Review: French Connection II (1975)

If you’re familiar with the famously downer ending of The French Connection, you might wonder how William Friedkin ever made a sequel to that New Hollywood classic. Well, he didn’t, but John Frankenheimer (The Manchurian Candidate, Seconds) did and it’s a pretty good film, even if its existence seems to undo some of the brilliance of the ending of the last film (even in the 1970s, Hollywood couldn’t help itself from uncoiling coiled up endings).

Frankenheimer brings Gene Hackman back as Popeye Doyle and this time sends him to Marseilles, France in search of the first film’s chief villain: Fernando Rey’s Alain Charnier aka Frog One. Popeye is still a magnificent asshole in French Connection II, but he’s a professionally humbled one when we meet him here. He’s tasked with a French handler, Barthélémy (Bernard Fresson), who thinks he’s an American fool. He’s given a bad desk outside the washroom and not allowed to do any real detective work, so he pisses away his time wandering around Marseilles trying to pick up girls and getting drunk at local bars.

Hackman is hilarious in these scenes, playing every bit the boorish American tourist. He yells at Frenchmen in English, getting louder when they don’t understand, only slowing down and repeating his requests more obnoxiously as if that will help them comprehend his words better. At one point, he asks out some girls and fails to comprehend that they’re waiting for their boyfriends. Moments later, he orders a drink and buys the bartender one, who chooses an absinth. Then he orders another round for them both, and then another, and before long he’s finally found a companion, but one who’s plastered and who he had to pay for—it’s easy to infer that the only way Popeye could get a woman is in a similar manner.

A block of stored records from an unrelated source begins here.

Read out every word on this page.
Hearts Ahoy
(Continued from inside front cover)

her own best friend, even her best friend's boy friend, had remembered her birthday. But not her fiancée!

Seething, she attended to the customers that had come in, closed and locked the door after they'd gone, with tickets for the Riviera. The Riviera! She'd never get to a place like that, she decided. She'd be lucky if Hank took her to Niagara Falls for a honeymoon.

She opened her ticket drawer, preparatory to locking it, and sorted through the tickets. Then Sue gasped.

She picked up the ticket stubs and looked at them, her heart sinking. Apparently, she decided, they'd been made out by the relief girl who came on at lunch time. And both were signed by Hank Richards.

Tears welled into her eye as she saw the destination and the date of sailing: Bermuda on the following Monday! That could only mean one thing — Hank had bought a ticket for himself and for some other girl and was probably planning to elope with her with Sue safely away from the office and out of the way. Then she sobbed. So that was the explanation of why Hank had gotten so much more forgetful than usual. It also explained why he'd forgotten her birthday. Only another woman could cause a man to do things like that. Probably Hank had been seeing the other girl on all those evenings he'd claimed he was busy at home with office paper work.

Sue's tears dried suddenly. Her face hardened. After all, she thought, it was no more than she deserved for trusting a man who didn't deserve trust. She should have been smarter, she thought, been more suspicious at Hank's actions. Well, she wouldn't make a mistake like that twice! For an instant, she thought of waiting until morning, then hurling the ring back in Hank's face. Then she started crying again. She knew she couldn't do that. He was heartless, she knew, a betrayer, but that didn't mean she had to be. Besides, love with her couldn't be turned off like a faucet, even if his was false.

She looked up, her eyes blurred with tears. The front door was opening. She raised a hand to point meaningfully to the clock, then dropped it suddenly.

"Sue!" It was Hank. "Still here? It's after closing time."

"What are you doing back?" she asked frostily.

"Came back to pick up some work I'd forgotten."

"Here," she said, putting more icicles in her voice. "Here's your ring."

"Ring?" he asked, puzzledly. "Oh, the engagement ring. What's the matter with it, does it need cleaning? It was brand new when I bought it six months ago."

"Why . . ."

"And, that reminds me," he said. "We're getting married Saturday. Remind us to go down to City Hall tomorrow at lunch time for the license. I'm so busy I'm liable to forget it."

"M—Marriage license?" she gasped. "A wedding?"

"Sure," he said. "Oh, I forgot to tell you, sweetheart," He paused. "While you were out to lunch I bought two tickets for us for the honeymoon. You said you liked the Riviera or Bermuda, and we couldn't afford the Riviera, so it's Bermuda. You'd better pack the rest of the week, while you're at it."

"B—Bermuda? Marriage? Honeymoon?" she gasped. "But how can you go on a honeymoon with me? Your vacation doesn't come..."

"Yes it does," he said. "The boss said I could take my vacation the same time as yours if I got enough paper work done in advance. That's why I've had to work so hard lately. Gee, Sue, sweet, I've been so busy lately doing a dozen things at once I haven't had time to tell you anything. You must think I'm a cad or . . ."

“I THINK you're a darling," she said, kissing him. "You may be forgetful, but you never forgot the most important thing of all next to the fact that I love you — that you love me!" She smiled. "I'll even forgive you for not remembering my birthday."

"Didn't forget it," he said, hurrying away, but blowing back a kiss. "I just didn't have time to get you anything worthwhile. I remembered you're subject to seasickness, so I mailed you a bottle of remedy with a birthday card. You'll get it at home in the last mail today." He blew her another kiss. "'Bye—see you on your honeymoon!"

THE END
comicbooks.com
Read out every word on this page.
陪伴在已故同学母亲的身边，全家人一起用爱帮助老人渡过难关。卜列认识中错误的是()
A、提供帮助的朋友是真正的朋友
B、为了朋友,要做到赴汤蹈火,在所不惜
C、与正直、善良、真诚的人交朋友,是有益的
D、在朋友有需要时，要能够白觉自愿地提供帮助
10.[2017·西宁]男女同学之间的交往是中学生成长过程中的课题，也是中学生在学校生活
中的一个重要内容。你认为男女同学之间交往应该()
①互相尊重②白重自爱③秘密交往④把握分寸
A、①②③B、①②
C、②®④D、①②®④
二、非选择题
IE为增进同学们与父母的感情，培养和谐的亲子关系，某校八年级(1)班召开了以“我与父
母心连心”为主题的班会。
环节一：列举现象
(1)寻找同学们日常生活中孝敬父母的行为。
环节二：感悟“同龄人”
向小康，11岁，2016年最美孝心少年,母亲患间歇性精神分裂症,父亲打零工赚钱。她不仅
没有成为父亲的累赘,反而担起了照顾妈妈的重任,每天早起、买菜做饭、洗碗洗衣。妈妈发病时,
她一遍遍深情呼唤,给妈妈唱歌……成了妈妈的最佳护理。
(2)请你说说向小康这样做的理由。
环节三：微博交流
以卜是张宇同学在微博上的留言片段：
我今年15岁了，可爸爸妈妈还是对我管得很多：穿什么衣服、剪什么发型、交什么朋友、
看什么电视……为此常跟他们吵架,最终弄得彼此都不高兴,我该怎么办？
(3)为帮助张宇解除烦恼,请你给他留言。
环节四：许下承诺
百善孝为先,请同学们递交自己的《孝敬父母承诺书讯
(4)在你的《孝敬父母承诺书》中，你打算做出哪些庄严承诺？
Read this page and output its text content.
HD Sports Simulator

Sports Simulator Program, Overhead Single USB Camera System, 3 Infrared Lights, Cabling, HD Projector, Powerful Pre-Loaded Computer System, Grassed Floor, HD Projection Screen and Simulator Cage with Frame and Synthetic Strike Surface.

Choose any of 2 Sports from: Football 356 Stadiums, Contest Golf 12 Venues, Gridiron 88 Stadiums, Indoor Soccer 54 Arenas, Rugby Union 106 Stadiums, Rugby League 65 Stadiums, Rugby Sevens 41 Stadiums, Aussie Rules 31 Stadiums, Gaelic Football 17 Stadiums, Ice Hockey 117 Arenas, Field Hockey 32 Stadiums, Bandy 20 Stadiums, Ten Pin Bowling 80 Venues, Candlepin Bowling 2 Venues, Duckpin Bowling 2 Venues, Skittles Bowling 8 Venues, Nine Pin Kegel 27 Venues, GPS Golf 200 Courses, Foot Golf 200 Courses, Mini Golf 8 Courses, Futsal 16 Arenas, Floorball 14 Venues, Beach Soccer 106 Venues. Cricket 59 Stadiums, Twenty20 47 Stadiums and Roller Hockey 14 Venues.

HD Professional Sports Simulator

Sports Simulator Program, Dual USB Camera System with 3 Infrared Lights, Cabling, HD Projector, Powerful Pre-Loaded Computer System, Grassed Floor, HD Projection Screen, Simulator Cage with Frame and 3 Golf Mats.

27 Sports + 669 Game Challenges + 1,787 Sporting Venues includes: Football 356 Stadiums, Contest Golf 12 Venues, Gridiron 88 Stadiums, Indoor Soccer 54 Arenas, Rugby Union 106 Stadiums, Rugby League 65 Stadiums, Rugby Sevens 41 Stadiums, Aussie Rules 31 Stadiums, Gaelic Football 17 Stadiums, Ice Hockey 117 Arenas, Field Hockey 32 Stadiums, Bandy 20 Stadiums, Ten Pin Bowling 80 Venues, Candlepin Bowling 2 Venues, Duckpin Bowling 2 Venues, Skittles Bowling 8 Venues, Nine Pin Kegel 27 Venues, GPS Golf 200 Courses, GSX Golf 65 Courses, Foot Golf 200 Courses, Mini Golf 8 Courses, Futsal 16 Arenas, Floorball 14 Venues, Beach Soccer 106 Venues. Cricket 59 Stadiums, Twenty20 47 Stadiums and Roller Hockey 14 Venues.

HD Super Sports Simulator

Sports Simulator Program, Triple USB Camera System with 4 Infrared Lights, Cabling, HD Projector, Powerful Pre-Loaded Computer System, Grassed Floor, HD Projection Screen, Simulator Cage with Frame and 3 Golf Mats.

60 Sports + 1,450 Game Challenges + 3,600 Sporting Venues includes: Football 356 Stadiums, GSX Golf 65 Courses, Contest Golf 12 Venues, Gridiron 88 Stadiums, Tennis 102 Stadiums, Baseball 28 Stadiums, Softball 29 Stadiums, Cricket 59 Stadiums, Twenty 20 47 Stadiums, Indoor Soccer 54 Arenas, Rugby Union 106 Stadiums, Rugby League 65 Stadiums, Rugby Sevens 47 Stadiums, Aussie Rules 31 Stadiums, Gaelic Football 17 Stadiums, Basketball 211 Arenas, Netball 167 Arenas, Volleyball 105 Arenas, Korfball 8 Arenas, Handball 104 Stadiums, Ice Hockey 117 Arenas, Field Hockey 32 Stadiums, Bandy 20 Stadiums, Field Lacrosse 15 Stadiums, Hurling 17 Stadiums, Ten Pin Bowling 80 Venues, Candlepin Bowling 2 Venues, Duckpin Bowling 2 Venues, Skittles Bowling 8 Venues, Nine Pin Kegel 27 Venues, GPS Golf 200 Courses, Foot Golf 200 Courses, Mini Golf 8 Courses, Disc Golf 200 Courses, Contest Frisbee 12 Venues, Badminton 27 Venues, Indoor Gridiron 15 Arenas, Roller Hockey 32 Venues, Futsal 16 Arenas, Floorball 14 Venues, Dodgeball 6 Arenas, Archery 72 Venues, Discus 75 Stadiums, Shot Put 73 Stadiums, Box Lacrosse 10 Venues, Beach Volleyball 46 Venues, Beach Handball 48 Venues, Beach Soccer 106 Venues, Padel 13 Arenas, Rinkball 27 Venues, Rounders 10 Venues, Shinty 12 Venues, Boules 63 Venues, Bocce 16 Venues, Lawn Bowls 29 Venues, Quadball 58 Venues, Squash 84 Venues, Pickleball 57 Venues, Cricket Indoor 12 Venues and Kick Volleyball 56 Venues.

When Popeye does join in a bust up and chases down a perp, he ends up picking a CI (confidential informant) that the French police immediately release back into the crowd to get killed by the mob. Popeye is hopeless here, helpless, feels like he’s wasting time, and that’s the point. He doesn’t know that the French police are using him as bait, waiting for Charnier’s men to snatch him so they can trace him and use him as a means to reveal Charnier’s whereabouts.

Of course, such a gambit has consequences and leads to the film’s most famous sequence where Charnier gets Popeye forcibly addicted to heroin. Popeye barely resists in these scenes, his physical defeat seemingly linked to his ego being quashed by Charnier outsmarting him and luring him into a trap. It’s fascinating to watch such a long, focused progression dedicated to drug addiction in a film like this, and doubly so when the French cops find Popeye again and we get long scenes of Popeye going cold turkey and slowly sobering up.

If you’re a fan of Hackman cutting loose, you have to watch French Connection II, if only for these scenes of him blubbering, telling private secrets to the French officer and begging for help. Hackman may have excelled at playing egotists, but he was fairly egoless as an actor, not caring how pathetic and helpless he looks on screen. Popeye is truly pathetic here, and the scenes are excruciating, firstly because of how brutal they are to Popeye, secondly because of how long they are for you as a viewer. Once you cross into 10 minutes of Popeye freaking out, you start to wonder why Frankenheimer is so fixated on keeping on with this approach. It’s novelty as much as anything.

Once Popeye is released, the movie gets more conventional, and Frankenheimer starts to showcase more of his directorial trademarks. The transition from Friedkin to Frankenheimer is clarifying in some ways, but not in others. French Connection II shares its predecessor’s penchant for griminess. The streets of Marseilles in this film are filthy. The cinematographer Claude Renoir (nephew of Jean) shoots the movie in a fairly unembellished manner. His visual approach does little to stylize the city or the characters.

But Frankenheimer does operate his set pieces in a more calculated manner than Friedkin. They don’t seem to happen naturally, but are rather built more deliberately. They’re still good, but they don’t surprise you in the manner they do in the original, as if bursting out of the happenstance of a real city. There’s a cool gunfight in a flooding sea dock and a final foot chase with striking first-person inserts.

The ending builds to a satisfying, crisp conclusion, but perhaps therein lies the film’s ultimate weakness: it’s satisfying. The French Connection is anything but satisfying. The stiflement of Popeye is the entire point. Popeye is certainly tested in French Connection II, but he’s not stifled. The original film is overwhelmed by the sadness of reality; French Connection II plays with reality, but doesn’t feel ultimately beholden to it. The French Connection is a stone cold classic. French Connection II is a solid sequel that didn’t need to exist.

7 out of 10

French Connection II (1975, USA)

Directed by John Frankenheimer; written by Alexander Jacobs, Robert Dillon, and Laurie Dillon, based on a story by Robert Dillon and Laurie Dillon, based on The French Connection by William Friedkin; starring Gene Hackman, Fernando Rey, Bernard Fresson.